The traffic flow works fine. But if we bring traefik down for couple of minutes to a point where telegraf starts reporting Metrics Buffer Overflow and then bring traefik back up, telegraf is unable to recover and it is then unable to push metrics down to wavefront:

2022-06-27T17:07:29Z W! [outputs.wavefront] Metric buffer overflow; 3506 metrics have been dropped
2022-06-27T17:07:29Z E! [agent] Error writing to outputs.wavefront: wavefront sending error: buffer full, dropping line: “some proprietary text”

Any thoughts on how can telegraf detect such broken connections and then auto recover?

Posting here as I haven’t received a response from slack community. Thanks.

Hi,

When you say unable to recover, does that mean Telegraf stops sending metrics unless it is restarted?

Thanks

Telegraf keeps reporting Error writing to outputs.wavefront: and the buffer keeps get overflown and metrics getting dropped(even though I have restarted the LB(i.e. traefik) in between telegraf and wavefront).

Only when telegraf is restarted is when it is able to send metrics again.

There are two different buffers in the messages you provided:

wavefront sending error: buffer full, dropping line: “some proprietary text”

This error message is coming directly from Wavefront here, not Telegraf. Which means that Telegraf is successfully connected to Wavefront.

At the time Telegraf is attempting to send more metrics, but Wavefront is saying its buffer is full.

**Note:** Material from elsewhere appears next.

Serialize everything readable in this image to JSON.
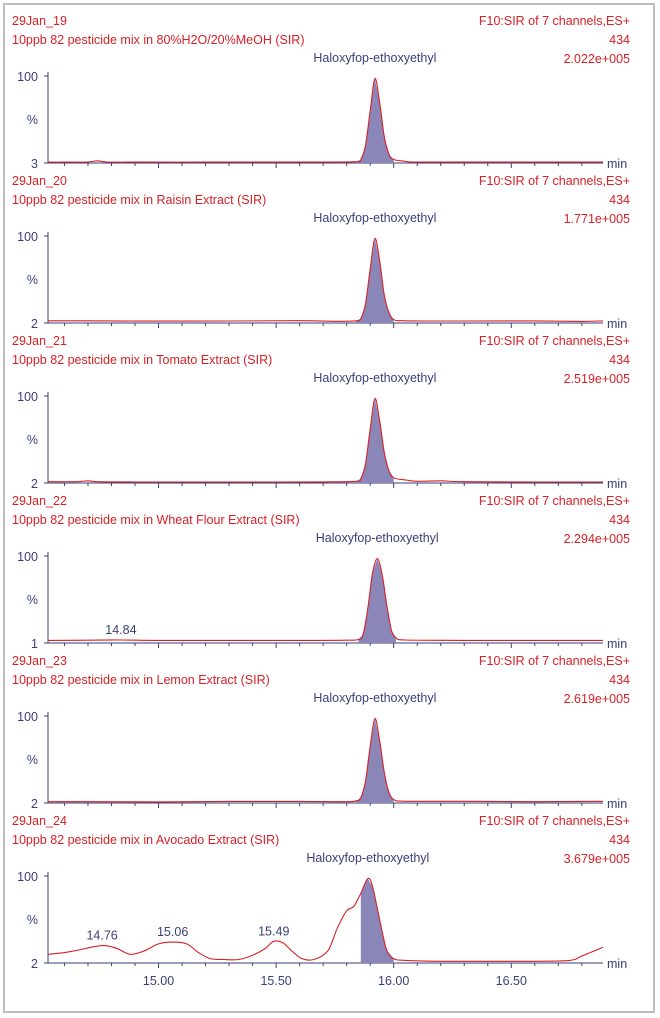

As a result, Telegraf assumes the metrics did not get there, keeps the metrics in the buffer, which overfills and prints out:

Metric buffer overflow; 3506 metrics have been dropped

Based on the two lines of log messages you have provided, it sounds like Telegraf is doing the right thing and sending metrics again. The problem lies with Wavefront’s buffer not accepting metrics.

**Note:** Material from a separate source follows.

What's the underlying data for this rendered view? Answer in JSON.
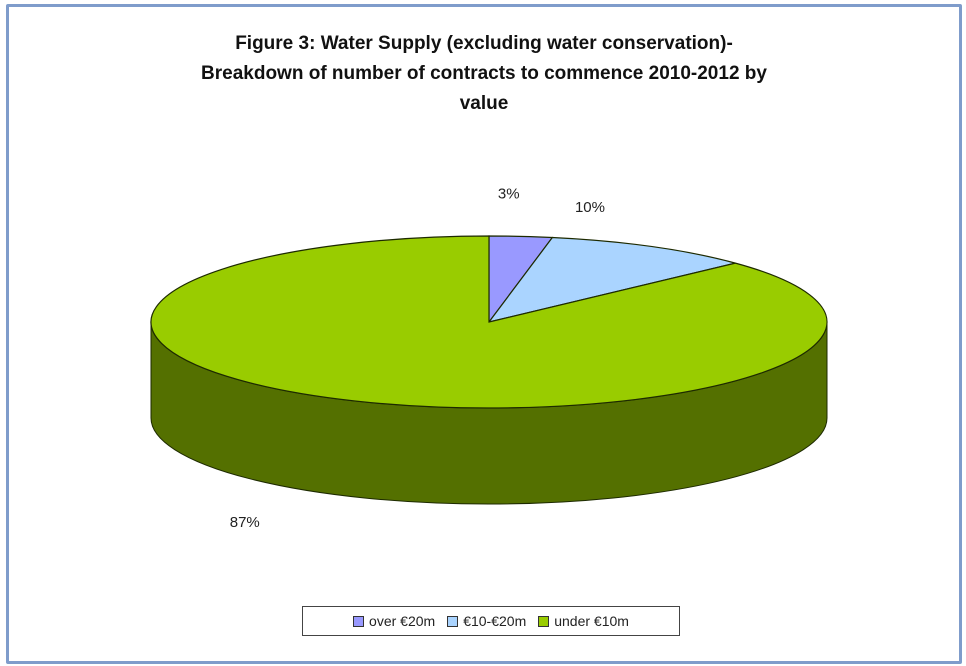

You could increase Telegraf’s metric buffer to store more data to prevent overflowing as a possible bandaid as well.

edit: it also sounds like there is an upstream issue ability to disable buffering · Issue #4 · wavefrontHQ/wavefront-sdk-go · GitHub to disable buffering and it was filed by a user of Telegraf. This led to [output.wavefront] Introduced "immediate_flush" flag by prydin · Pull Request #8165 · influxdata/telegraf · GitHub as a config option in Telegraf. Have you looked at that?

Thanks @jpowers , we already have immediate_flush = true set in wavefront output, but it doesn’t seem to help

[[outputs.wavefront]]
url = “pre-configured wavefront url”
metric_separator = “.”
source_override = [“hostname”, “agent_host”, “node_host”]
convert_paths = true
immediate_flush = true

@jpowers Ultimately, the fix for us was to upgrade the telegraf version to 1.21.4 and that helped resolve our issues.

1 Like